Python编程异步爬虫——协程的基本原理(二)

简介: Python编程异步爬虫——协程的基本原理(二)

接上文 Python编程异步爬虫——协程的基本原理(一)https://developer.aliyun.com/article/1620696

多任务协程
如果想执行多次请求,应该怎么办?可以定义一个task列表,然后使用asyncio包中的wait方法执行,如下所示:

import asyncio
import requests

async def request():
    url = 'https://www.baidu.com'
    status = requests.get(url)
    return status

tasks = [asyncio.ensure_future(request()) for _ in range(5)]
print('Tasks:', tasks)

loop = asyncio.get_event_loop()
loop.run_until_complete(asyncio.wait(tasks))

for task in tasks:
    print('Task Result:', task.result())

运行结果如下:
Tasks: [<Task pending name='Task-1' coro=<request() running at /Users/bruce_liu/PycharmProjects/崔庆才--爬虫/6章异步爬虫/多任务协程.py:5>>, <Task pending name='Task-2' coro=<request() running at /Users/bruce_liu/PycharmProjects/崔庆才--爬虫/6章异步爬虫/多任务协程.py:5>>, <Task pending name='Task-3' coro=<request() running at /Users/bruce_liu/PycharmProjects/崔庆才--爬虫/6章异步爬虫/多任务协程.py:5>>, <Task pending name='Task-4' coro=<request() running at /Users/bruce_liu/PycharmProjects/崔庆才--爬虫/6章异步爬虫/多任务协程.py:5>>, <Task pending name='Task-5' coro=<request() running at /Users/bruce_liu/PycharmProjects/崔庆才--爬虫/6章异步爬虫/多任务协程.py:5>>]
Task Result: <Response [200]>
Task Result: <Response [200]>
Task Result: <Response [200]>
Task Result: <Response [200]>
Task Result: <Response [200]>

协程实现
协程在解决IO密集型任务方面的优势,耗时等待一般都是IO操作,例如文件读取、网络请求等。协程在处理这种操作时是有很大优势的,当遇到需要等待的情况时,程序可以暂时挂起,转而执行其他操作,避免浪费时间。
https://www.httpbin.org/delay/5为例,体验一下协程的效果。示例代码如下:

import asyncio
import requests
import time

start = time.time()

async def request():
    url = 'https://www.httpbin.org/delay/5'
    print('waiting for', url)
    response = requests.get(url)
    print('Get response from', url, 'response', response)
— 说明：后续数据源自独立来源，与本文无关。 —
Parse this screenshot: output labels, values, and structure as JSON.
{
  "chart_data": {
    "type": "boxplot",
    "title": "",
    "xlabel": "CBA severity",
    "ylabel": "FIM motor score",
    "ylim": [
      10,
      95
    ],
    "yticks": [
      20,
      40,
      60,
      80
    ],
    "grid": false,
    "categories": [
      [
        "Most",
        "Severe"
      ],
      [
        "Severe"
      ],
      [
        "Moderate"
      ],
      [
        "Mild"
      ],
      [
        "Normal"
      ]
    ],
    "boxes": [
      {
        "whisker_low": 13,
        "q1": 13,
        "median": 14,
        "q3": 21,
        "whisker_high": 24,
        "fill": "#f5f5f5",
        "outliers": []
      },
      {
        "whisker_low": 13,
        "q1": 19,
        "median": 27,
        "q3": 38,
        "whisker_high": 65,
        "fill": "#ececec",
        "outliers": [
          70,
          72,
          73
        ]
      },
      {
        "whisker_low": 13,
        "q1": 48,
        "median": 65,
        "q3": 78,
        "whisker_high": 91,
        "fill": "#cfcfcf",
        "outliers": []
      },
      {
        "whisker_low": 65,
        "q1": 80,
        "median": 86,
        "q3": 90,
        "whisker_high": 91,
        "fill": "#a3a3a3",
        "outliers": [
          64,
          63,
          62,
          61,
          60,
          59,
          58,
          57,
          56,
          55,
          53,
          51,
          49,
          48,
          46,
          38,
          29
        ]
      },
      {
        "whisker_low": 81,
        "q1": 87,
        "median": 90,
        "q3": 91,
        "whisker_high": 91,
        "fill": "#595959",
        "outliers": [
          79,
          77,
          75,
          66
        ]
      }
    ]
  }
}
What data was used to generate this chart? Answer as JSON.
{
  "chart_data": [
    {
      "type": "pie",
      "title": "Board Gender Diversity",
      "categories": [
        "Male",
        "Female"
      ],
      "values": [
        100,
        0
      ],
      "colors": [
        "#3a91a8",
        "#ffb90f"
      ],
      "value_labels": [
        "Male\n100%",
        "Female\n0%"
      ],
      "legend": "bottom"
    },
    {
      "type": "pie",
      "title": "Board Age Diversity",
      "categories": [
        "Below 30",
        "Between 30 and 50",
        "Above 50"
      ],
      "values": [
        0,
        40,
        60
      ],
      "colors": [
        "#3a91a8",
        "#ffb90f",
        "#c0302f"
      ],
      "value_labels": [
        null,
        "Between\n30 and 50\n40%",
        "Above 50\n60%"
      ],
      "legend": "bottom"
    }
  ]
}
tasks = [asyncio.ensure_future(request()) for _ in range(10)]
loop = asyncio.get_event_loop()
loop.run_until_complete(asyncio.wait(tasks))

end = time.time()
print('Cost time:', end - start)

运行结果如下:
waiting for https://www.httpbin.org/delay/5
Get response from https://www.httpbin.org/delay/5 response <Response [200]>
waiting for https://www.httpbin.org/delay/5
Get response from https://www.httpbin.org/delay/5 response <Response [200]>
waiting for https://www.httpbin.org/delay/5
Get response from https://www.httpbin.org/delay/5 response <Response [200]>
...
waiting for https://www.httpbin.org/delay/5
Get response from https://www.httpbin.org/delay/5 response <Response [200]>
waiting for https://www.httpbin.org/delay/5
Get response from https://www.httpbin.org/delay/5 response <Response [200]>
waiting for https://www.httpbin.org/delay/5
Get response from https://www.httpbin.org/delay/5 response <Response [200]>
Cost time: 63.61974787712097

可以发现,与正常的顺序请求没有啥区别。那么异步处理的优势呢?要实现异步处理,先得有挂起操作,当一个任务需要等待IO结果的时候,可以挂起当前任务,转而执行其他任务,这样才能充分利用好资源。

使用aiohttp
aiohttp是一个支持异步请求的库,它和asyncio配合使用,可以使我们非常方便地实现异步请求操作。
aiohttp分为两部分:一部分是Client,一部分是Server。
下面我们将aiohttp投入使用,将代码改成如下:

import asyncio
import aiohttp
import time

start = time.time()

async def get(url):
    session = aiohttp.ClientSession()
    response = await session.get(url)
    await response.text()
    await session.close()
    return response

async def request():
    url = 'https://www.httpbin.org/delay/5'
    print('Waiting for', url)
    response = await get(url)
    print('Get response from', url, 'response', response)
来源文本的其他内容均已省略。